The QCB had announced in early 2014 that local lenders should adhere to a new loan-to-deposit requirement of 100% by the end of 2017.

Highlighting that currently the deposit side of the ratio includes only customer deposits and not long-term wholesale funds, which have recently been the primary source of funding, MDPS said banks are still in negotiation with the regulators to amend the loan-to-deposit formula to include long-term wholesale funds in the denominator.

Lower oil and gas revenues have caused public sector deposits in the domestic banking system to shrink, tightening liquidity and driving banks to raise funds abroad, it said.

Resident deposits - commercial banks' single largest domestic liability and funding source - dropped 2% year-on-year (y-o-y) in March 2016, when total domestic credit expanded by 13.9% y-o-y, driven by demand from the real estate and public sectors, MDPS said.

"This shortfall in domestic financing has taken the net foreign liability position of Qatar's banking system to QR121.7bn as of March 2016, or 10.7% of the system's asset base, up from 4% a year earlier," it said.

Tightening liquidity and fiscal concerns have pushed interbank rates and credit default swaps upwards, it said, adding with strong demand for credit from the private and public sectors, banks have sought to furnish loans to clients amid slowing deposit growth, helping to maintain the rise in the loan-to-deposit ratio.

In April 2016, the ratio for domestic banks stood at 130%, the highest among the six GCC (Gulf Cooperation Council) banking markets, the ministry observed.

Finding that in tandem the cost of funding has increased, MDPS said the Qatar Interbank Offered Rate (QIBOR) - a daily reference point for banks borrowing unsecured funds from other financial institutions - has risen sharply over the past year.

The overnight QIBOR increased by two-fifth y-o-y as of May 11, when the three-month QIBOR climbed by a third.

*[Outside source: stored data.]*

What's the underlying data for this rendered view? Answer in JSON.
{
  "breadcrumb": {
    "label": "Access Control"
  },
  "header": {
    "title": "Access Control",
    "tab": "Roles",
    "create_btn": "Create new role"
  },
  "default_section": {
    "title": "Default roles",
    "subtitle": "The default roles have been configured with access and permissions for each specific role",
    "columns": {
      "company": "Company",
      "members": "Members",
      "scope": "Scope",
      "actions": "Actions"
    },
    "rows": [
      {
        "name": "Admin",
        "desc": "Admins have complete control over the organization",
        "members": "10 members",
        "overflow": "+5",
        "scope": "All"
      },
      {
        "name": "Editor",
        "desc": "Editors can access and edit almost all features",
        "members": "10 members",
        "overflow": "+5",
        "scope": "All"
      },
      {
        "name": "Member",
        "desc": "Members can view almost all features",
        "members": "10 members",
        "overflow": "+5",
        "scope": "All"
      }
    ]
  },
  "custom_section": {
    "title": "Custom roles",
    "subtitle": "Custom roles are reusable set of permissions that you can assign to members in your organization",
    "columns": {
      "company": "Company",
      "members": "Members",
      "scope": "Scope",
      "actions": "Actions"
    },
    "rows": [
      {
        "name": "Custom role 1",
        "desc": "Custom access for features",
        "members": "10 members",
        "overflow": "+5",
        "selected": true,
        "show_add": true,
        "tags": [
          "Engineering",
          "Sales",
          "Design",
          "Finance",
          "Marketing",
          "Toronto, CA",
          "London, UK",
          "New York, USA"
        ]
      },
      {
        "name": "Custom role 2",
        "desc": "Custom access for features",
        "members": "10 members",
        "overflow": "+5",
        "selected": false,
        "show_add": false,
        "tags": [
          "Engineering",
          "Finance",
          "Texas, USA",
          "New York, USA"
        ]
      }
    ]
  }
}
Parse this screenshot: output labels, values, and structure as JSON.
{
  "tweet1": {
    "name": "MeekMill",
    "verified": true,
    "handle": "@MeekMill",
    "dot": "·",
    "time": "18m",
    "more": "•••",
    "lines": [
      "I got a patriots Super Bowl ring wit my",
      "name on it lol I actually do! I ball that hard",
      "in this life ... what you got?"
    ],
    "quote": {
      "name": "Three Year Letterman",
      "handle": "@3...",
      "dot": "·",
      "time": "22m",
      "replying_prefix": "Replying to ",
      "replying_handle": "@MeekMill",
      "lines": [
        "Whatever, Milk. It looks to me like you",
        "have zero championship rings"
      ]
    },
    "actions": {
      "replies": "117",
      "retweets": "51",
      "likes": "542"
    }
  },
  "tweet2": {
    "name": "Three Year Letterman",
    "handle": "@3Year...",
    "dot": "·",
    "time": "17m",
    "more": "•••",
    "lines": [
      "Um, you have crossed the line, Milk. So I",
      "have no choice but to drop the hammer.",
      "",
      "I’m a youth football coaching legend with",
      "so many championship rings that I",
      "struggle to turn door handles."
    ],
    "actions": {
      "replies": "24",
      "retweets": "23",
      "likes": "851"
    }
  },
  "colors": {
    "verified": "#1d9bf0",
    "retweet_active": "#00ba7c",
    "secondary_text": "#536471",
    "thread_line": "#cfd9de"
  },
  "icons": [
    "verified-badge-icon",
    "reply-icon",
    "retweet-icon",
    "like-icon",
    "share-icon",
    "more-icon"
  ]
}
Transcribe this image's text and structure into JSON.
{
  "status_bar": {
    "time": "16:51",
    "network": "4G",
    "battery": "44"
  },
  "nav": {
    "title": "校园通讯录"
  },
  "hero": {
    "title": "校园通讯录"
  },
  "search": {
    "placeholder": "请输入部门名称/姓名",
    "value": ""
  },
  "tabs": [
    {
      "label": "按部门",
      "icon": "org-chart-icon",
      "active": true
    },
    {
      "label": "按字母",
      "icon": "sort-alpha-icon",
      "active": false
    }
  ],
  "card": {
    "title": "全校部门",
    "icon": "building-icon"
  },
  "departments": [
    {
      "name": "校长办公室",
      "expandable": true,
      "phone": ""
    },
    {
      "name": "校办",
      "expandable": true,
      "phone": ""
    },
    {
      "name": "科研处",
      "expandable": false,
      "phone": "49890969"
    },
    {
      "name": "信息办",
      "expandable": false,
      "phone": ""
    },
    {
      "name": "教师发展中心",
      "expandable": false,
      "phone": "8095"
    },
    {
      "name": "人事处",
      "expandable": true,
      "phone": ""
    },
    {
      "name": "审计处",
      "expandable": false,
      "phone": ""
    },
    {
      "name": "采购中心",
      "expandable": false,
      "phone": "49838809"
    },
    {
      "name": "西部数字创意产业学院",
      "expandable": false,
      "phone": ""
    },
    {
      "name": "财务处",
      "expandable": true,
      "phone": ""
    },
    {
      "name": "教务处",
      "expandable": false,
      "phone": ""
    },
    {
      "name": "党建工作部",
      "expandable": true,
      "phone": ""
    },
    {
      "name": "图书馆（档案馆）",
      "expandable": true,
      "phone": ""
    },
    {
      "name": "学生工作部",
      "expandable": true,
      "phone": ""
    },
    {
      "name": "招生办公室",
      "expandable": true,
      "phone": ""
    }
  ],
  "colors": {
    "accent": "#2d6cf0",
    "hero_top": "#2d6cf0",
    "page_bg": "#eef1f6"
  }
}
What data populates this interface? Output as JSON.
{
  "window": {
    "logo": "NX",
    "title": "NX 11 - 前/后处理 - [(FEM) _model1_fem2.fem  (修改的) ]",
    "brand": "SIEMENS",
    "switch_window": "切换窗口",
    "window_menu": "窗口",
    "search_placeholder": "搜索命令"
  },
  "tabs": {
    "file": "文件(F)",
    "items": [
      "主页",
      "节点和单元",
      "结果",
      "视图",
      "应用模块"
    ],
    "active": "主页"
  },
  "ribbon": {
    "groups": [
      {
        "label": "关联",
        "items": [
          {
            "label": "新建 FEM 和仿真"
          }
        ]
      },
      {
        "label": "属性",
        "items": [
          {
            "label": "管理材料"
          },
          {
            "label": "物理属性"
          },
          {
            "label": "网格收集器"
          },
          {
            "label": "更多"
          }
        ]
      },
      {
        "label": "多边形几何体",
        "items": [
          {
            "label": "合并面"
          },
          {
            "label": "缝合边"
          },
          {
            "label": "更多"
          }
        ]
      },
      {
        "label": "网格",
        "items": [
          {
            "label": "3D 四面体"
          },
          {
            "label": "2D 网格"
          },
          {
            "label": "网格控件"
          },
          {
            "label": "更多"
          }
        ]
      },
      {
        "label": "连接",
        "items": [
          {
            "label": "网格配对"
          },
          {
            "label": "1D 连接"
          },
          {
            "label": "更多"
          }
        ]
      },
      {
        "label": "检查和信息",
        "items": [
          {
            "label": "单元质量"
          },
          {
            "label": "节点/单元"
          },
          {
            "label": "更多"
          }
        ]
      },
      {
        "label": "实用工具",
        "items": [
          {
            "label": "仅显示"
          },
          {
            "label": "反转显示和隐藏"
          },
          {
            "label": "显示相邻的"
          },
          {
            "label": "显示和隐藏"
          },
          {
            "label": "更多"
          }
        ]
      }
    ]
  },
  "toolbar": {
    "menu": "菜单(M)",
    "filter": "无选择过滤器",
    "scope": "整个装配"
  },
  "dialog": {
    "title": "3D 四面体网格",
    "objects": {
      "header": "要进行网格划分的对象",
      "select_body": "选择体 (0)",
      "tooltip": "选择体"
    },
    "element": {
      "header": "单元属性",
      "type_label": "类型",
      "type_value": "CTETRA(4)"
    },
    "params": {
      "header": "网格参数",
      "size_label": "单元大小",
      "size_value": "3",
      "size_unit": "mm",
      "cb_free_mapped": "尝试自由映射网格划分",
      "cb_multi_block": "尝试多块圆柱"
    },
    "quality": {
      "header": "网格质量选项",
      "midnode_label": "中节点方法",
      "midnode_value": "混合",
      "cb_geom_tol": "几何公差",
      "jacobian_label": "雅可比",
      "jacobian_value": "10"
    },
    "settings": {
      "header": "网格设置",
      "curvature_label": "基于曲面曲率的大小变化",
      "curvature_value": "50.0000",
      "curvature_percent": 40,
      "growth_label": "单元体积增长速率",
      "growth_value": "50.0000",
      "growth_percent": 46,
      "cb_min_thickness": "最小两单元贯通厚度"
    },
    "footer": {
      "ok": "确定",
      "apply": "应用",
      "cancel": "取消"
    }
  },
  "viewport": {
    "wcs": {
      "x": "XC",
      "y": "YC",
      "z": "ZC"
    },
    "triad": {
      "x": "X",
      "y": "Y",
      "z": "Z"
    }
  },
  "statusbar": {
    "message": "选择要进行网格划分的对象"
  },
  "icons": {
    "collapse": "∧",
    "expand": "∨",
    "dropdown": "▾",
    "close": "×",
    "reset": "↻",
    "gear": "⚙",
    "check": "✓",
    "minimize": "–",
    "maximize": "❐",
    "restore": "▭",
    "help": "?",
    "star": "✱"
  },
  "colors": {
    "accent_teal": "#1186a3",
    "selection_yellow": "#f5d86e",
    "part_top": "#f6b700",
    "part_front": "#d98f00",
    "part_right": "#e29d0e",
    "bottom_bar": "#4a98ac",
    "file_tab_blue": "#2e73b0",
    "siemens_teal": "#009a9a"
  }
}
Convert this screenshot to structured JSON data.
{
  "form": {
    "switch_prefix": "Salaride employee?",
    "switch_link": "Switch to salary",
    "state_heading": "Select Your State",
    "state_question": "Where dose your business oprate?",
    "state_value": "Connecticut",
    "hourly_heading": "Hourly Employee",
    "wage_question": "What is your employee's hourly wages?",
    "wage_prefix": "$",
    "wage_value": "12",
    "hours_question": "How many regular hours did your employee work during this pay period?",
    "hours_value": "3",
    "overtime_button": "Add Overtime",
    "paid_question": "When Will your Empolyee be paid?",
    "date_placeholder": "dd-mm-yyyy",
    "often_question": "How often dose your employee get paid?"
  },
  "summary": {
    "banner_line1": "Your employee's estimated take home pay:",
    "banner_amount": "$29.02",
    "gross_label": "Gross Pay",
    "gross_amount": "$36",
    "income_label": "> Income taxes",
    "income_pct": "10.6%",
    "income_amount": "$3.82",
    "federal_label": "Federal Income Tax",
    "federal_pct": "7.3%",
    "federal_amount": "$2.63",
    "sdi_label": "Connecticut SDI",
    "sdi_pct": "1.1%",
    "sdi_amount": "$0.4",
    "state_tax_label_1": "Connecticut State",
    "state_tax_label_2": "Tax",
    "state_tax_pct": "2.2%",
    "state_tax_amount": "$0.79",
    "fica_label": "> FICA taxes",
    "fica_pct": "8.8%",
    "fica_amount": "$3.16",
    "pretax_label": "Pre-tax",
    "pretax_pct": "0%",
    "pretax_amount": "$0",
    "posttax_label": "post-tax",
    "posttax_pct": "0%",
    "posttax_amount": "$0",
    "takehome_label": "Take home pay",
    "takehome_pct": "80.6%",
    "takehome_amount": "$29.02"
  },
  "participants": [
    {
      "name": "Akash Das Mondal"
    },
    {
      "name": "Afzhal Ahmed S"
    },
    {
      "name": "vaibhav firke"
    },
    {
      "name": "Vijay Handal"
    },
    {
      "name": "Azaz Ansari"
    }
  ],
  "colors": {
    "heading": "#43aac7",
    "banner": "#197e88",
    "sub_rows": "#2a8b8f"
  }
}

Qatari banks' efforts to raise funds abroad have in part been due to falling public sector deposits, but also to meet Basel III requirements, MDPS said.

Stressing that the QCB has a range of tools to tackle these issues, the ministry said it could reduce the three rates it controls to bring them closer in line with the US Federal Reserve's current rate: the deposit rate (0.75%), the loan rate (4.5%) and the repo rate (4.5%).

Additionally, the QCB could continue suspending Treasury bond issuances and reinstate the suspension of treasury bills. (After a four-month pause starting in early December 2015, QR1.5bn worth treasury bills - traditionally issued on a monthly basis - was issued on April 5, 2016.)

Moreover, the QCB could also adopt unconventional measures akin to those used by central banks elsewhere, including the direct purchase of commercial bonds and the acceptance of commercial bank liabilities as collateral for QCB extraordinary loans or equity injections in individual banks.